そのカイルの表情を見て零凛がニヤリとする。
目の前に敵だろう人がいて、鬼龍王の力も及ばない、私だって、どうすれば良いのか分らない状況なのに笑うなんて私には零凛の考えがまったくわからない。
(こんな時に何?)
当然のことながら私は首を捻る。
不思議に思っていると零凛が更にクスリと微笑を浮かべながら偉そうに上からものを言った。
「あら、侘瑠火のクセに物分りが悪いのね」
「侘瑠火のクセにとはどういう意味でしょう?」
「私はアナタが嫌いだといったの。アナタの上で偉そうにしている人は教えてくれなかったのかしら?」
「……私を滅するつもりか。光麗」
「アナタ次第ね。滅して欲しい?」
楽しむように言う零凛に私を守るように回りを固めていた兄弟達は呆けてしまっていた。
そりゃそうよね……私でさえ呆れてしまっているもの。
(相手がどんな人なのかも分らないのに、そんな挑戦的でいいのかしら?っていうかどうして、この状況で楽しそうにしているわけ?)

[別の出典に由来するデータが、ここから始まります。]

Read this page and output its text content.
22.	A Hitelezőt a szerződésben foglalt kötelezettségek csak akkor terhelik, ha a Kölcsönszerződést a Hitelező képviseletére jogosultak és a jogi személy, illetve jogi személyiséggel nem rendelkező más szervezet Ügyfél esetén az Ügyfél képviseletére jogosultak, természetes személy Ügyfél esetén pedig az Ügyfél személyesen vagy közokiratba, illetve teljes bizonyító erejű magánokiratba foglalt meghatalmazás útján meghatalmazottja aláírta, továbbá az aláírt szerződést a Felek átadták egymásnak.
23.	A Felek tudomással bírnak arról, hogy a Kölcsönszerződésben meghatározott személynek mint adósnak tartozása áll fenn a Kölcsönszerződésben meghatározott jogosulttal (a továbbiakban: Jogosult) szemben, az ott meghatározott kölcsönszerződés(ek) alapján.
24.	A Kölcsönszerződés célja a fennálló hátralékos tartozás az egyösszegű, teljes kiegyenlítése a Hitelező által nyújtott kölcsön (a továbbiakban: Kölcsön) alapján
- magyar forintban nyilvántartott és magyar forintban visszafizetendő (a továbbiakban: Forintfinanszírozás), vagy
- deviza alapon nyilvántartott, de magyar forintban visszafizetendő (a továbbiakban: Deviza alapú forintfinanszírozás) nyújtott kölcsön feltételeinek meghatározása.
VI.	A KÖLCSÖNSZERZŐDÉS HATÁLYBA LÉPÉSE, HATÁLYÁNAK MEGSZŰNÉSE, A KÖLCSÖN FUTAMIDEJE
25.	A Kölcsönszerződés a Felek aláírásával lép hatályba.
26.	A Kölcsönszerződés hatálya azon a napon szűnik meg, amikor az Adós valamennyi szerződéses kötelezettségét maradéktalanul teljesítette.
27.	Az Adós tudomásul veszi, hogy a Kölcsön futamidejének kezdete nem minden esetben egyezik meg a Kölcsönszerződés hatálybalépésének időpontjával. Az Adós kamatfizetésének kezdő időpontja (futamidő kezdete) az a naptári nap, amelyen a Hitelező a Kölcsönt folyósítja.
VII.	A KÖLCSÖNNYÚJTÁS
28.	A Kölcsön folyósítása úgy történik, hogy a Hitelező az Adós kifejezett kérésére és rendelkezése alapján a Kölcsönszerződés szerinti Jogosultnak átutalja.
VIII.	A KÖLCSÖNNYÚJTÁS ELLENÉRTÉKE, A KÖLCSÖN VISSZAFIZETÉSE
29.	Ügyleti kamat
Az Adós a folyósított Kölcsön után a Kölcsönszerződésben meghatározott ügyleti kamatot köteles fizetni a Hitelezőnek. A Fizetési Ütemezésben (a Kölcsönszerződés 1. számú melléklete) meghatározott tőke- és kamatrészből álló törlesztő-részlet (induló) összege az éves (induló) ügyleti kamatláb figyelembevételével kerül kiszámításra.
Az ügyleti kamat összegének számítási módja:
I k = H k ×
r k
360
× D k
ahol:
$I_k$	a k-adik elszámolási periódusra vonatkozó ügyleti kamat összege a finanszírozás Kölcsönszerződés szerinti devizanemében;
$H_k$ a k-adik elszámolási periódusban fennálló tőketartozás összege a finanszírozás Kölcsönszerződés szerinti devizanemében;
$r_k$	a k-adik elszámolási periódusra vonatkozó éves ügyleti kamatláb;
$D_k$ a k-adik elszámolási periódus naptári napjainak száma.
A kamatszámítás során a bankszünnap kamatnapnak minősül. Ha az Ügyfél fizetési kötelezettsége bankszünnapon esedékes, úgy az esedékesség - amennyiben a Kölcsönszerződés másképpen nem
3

私や多分他の兄弟達も同じように思っているだろう時、カイルがニヤリといやらしく笑ってチロリと舌なめずりをした。
「滅せられるのは嫌ですね。でも貴女も侘瑠火を甘く見ているようだ」
「そう?」
「まだ目覚めていない貴女を連れ去るなど私には造作も無い事だ」
クククと怪しく笑ったカイルがスッと手の平を私の方に差し伸べようとし、兄弟達に緊張が走った時、ズンと重たく空気が揺れた。